Ma per fare un grande team non bastano due giocatori e un bravo allenatore. Boston cedendo (con dolore dei tifosi) Marcus Smart, ha portato al TD Garden Holliday e White, due “conti in banca“. Ha portato il 2,20 Porzingis (che fino a quando non si è infortunato ha dato il suo eccellente contributo) e ha riportato a casa il veterano Horford, vero scienziato del parquet, uomo collante come pochi altri. Vincere è sempre difficile come sanno i Celtics: ripetersi durissima, specie in NBA dove la concorrenza è spietata. Ne sa qualche cosa Denver che la scorsa stagione vinse l'anello e in questa neppure è arrivata in finale. Ma se hai in squadra Tatum, ti può venire da pensare che ti abbia accarezzato il destino. “Goose“ Tatum si chiamava anche il più fantastico dei giocolieri degli Harlem Globe Trotters, l'uomo che segnava in “gancio“ da metà campo e si esibiva con un capello in testa.
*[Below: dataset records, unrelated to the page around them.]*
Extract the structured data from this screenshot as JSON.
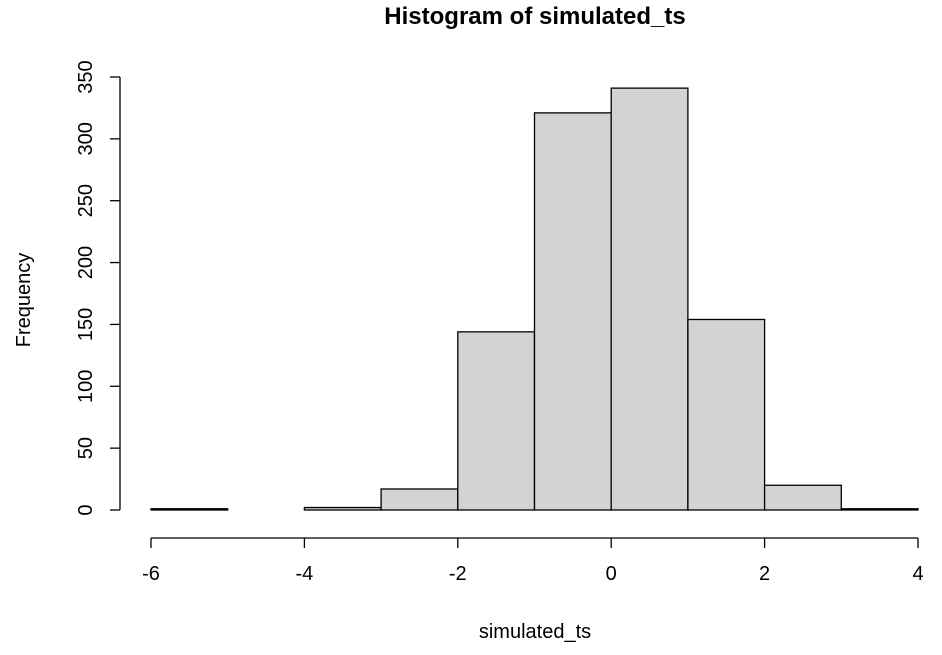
{
  "chart_data": {
    "type": "bar",
    "title": "Histogram of simulated_ts",
    "xlabel": "simulated_ts",
    "ylabel": "Frequency",
    "bins": [
      {
        "x0": -6,
        "x1": -5,
        "count": 1
      },
      {
        "x0": -5,
        "x1": -4,
        "count": 0
      },
      {
        "x0": -4,
        "x1": -3,
        "count": 2
      },
      {
        "x0": -3,
        "x1": -2,
        "count": 17
      },
      {
        "x0": -2,
        "x1": -1,
        "count": 144
      },
      {
        "x0": -1,
        "x1": 0,
        "count": 321
      },
      {
        "x0": 0,
        "x1": 1,
        "count": 341
      },
      {
        "x0": 1,
        "x1": 2,
        "count": 154
      },
      {
        "x0": 2,
        "x1": 3,
        "count": 20
      },
      {
        "x0": 3,
        "x1": 4,
        "count": 1
      }
    ],
    "xlim": [
      -6,
      4
    ],
    "ylim": [
      0,
      350
    ],
    "x_ticks": [
      -6,
      -4,
      -2,
      0,
      2,
      4
    ],
    "y_ticks": [
      0,
      50,
      100,
      150,
      200,
      250,
      300,
      350
    ],
    "grid": false,
    "bar_fill": "#d3d3d3",
    "bar_stroke": "#000000"
  }
}
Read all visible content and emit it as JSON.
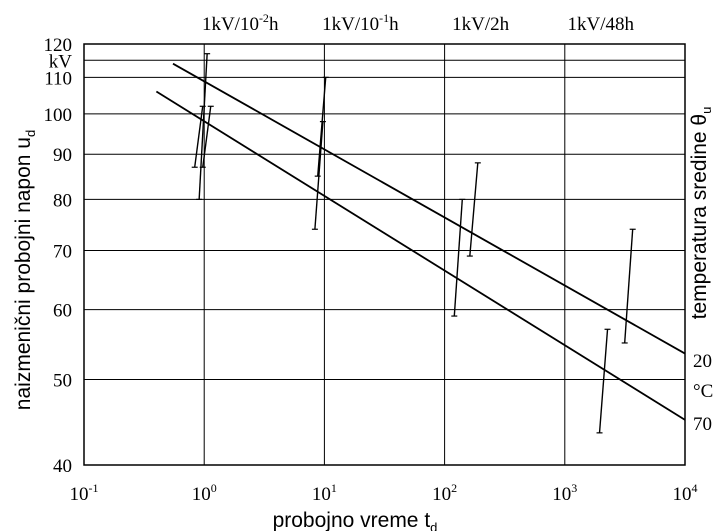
{
  "chart_data": {
    "type": "line",
    "x_scale": "log",
    "y_scale": "log",
    "xlim": [
      0.1,
      10000
    ],
    "ylim": [
      40,
      120
    ],
    "grid": true,
    "xlabel": {
      "text": "probojno vreme t",
      "sub": "d"
    },
    "ylabel": {
      "text": "naizmenični probojni napon u",
      "sub": "d"
    },
    "right_label": {
      "text": "temperatura sredine θ",
      "sub": "u"
    },
    "y_unit": "kV",
    "x_ticks": [
      {
        "value": 0.1,
        "base": "10",
        "exp": "-1"
      },
      {
        "value": 1,
        "base": "10",
        "exp": "0"
      },
      {
        "value": 10,
        "base": "10",
        "exp": "1"
      },
      {
        "value": 100,
        "base": "10",
        "exp": "2"
      },
      {
        "value": 1000,
        "base": "10",
        "exp": "3"
      },
      {
        "value": 10000,
        "base": "10",
        "exp": "4"
      }
    ],
    "y_ticks": [
      {
        "value": 120,
        "label": "120"
      },
      {
        "value": 110,
        "label": "110"
      },
      {
        "value": 100,
        "label": "100"
      },
      {
        "value": 90,
        "label": "90"
      },
      {
        "value": 80,
        "label": "80"
      },
      {
        "value": 70,
        "label": "70"
      },
      {
        "value": 60,
        "label": "60"
      },
      {
        "value": 50,
        "label": "50"
      },
      {
        "value": 40,
        "label": "40"
      }
    ],
    "y_grid": [
      115,
      110,
      100,
      90,
      80,
      70,
      60,
      50
    ],
    "x_grid": [
      1,
      10,
      100,
      1000
    ],
    "top_labels": [
      {
        "x": 1,
        "pre": "1kV/10",
        "exp": "-2",
        "post": "h"
      },
      {
        "x": 10,
        "pre": "1kV/10",
        "exp": "-1",
        "post": "h"
      },
      {
        "x": 100,
        "pre": "1kV/2h",
        "exp": "",
        "post": ""
      },
      {
        "x": 1000,
        "pre": "1kV/48h",
        "exp": "",
        "post": ""
      }
    ],
    "right_tick_labels": [
      "20",
      "°C",
      "70"
    ],
    "series": [
      {
        "name": "20",
        "x": [
          0.55,
          10000
        ],
        "y": [
          114,
          53.5
        ]
      },
      {
        "name": "70",
        "x": [
          0.4,
          10000
        ],
        "y": [
          106,
          45
        ]
      }
    ],
    "error_bars": [
      {
        "x": 0.98,
        "y_low": 80,
        "y_high": 117
      },
      {
        "x": 0.9,
        "y_low": 87,
        "y_high": 102
      },
      {
        "x": 1.05,
        "y_low": 87,
        "y_high": 102
      },
      {
        "x": 9.5,
        "y_low": 85,
        "y_high": 110
      },
      {
        "x": 9.0,
        "y_low": 74,
        "y_high": 98
      },
      {
        "x": 175,
        "y_low": 69,
        "y_high": 88
      },
      {
        "x": 130,
        "y_low": 59,
        "y_high": 80
      },
      {
        "x": 3400,
        "y_low": 55,
        "y_high": 74
      },
      {
        "x": 2100,
        "y_low": 43.5,
        "y_high": 57
      }
    ]
  }
}
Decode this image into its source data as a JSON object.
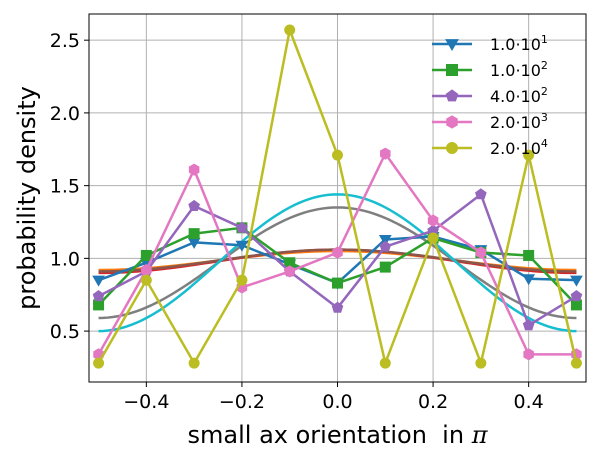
{
  "chart_data": {
    "type": "line",
    "title": "",
    "xlabel": "small ax orientation  in ",
    "xlabel_symbol": "π",
    "ylabel": "probability density",
    "xlim": [
      -0.52,
      0.52
    ],
    "ylim": [
      0.15,
      2.68
    ],
    "grid": true,
    "legend_position": "top-right",
    "x_ticks": [
      -0.4,
      -0.2,
      0.0,
      0.2,
      0.4
    ],
    "x_tick_labels": [
      "−0.4",
      "−0.2",
      "0.0",
      "0.2",
      "0.4"
    ],
    "y_ticks": [
      0.5,
      1.0,
      1.5,
      2.0,
      2.5
    ],
    "y_tick_labels": [
      "0.5",
      "1.0",
      "1.5",
      "2.0",
      "2.5"
    ],
    "x": [
      -0.5,
      -0.4,
      -0.3,
      -0.2,
      -0.1,
      0.0,
      0.1,
      0.2,
      0.3,
      0.4,
      0.5
    ],
    "series": [
      {
        "name_base": "1.0·10",
        "name_exp": "1",
        "color": "#1f77b4",
        "marker": "triangle-down",
        "values": [
          0.85,
          0.97,
          1.11,
          1.09,
          0.96,
          0.83,
          1.13,
          1.15,
          1.06,
          0.86,
          0.85
        ]
      },
      {
        "name_base": "1.0·10",
        "name_exp": "2",
        "color": "#2ca02c",
        "marker": "square",
        "values": [
          0.68,
          1.02,
          1.17,
          1.21,
          0.97,
          0.83,
          0.94,
          1.14,
          1.04,
          1.02,
          0.68
        ]
      },
      {
        "name_base": "4.0·10",
        "name_exp": "2",
        "color": "#9467bd",
        "marker": "pentagon",
        "values": [
          0.74,
          0.91,
          1.36,
          1.21,
          0.91,
          0.66,
          1.08,
          1.19,
          1.44,
          0.54,
          0.74
        ]
      },
      {
        "name_base": "2.0·10",
        "name_exp": "3",
        "color": "#e377c2",
        "marker": "hexagon",
        "values": [
          0.34,
          0.92,
          1.61,
          0.8,
          0.91,
          1.04,
          1.72,
          1.26,
          1.04,
          0.34,
          0.34
        ]
      },
      {
        "name_base": "2.0·10",
        "name_exp": "4",
        "color": "#bcbd22",
        "marker": "circle",
        "values": [
          0.28,
          0.85,
          0.28,
          0.85,
          2.57,
          1.71,
          0.28,
          1.14,
          0.28,
          1.71,
          0.28
        ]
      }
    ],
    "fit_curves": [
      {
        "color": "#ff7f0e",
        "amplitude": 0.13,
        "offset": 0.92
      },
      {
        "color": "#d62728",
        "amplitude": 0.16,
        "offset": 0.9
      },
      {
        "color": "#8c564b",
        "amplitude": 0.15,
        "offset": 0.91
      },
      {
        "color": "#7f7f7f",
        "amplitude": 0.76,
        "offset": 0.59
      },
      {
        "color": "#17becf",
        "amplitude": 0.94,
        "offset": 0.5
      }
    ]
  }
}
Ha festeggiato Boston il suo titolo (l'anello che è l'ossessione di ogni giocatore NBA) a bordo dei Duck Boat, mezzi anfibi che solo negli USA potevano concepire. Dall'Italia, dal ritiro della Nazionale, certamente il rammarico di Danilo Gallinari che i Celtics nel 2022 avevano messo sotto contratto, ma nei quali, causa l'infortunio rimediato proprio con la Nazionale, non giocò mai. Danilo non ha mai vinto un titolo NBA e senza quell'infortunio probabilmente questa sarebbe stata la volta buona. Per la cronaca: qualche gara, qualche anno fa con i “verdi“ la disputò anche Gigi Datome, ai quali piaceva molto la sua cultura del lavoro. Il fatto era che a Datome proprio non piaceva l'NBA dove accanto al basket devi saper coniugare anche lo spettacolo. Ma reputo che un messaggio di complimenti Gigi lo avrà mandato. Uno dei tanti ricevuti dai Celtics: perfino quello dell'ex presidente USA, Barack Obama, fan dei Chicago Bulls e grande appassionato di basket.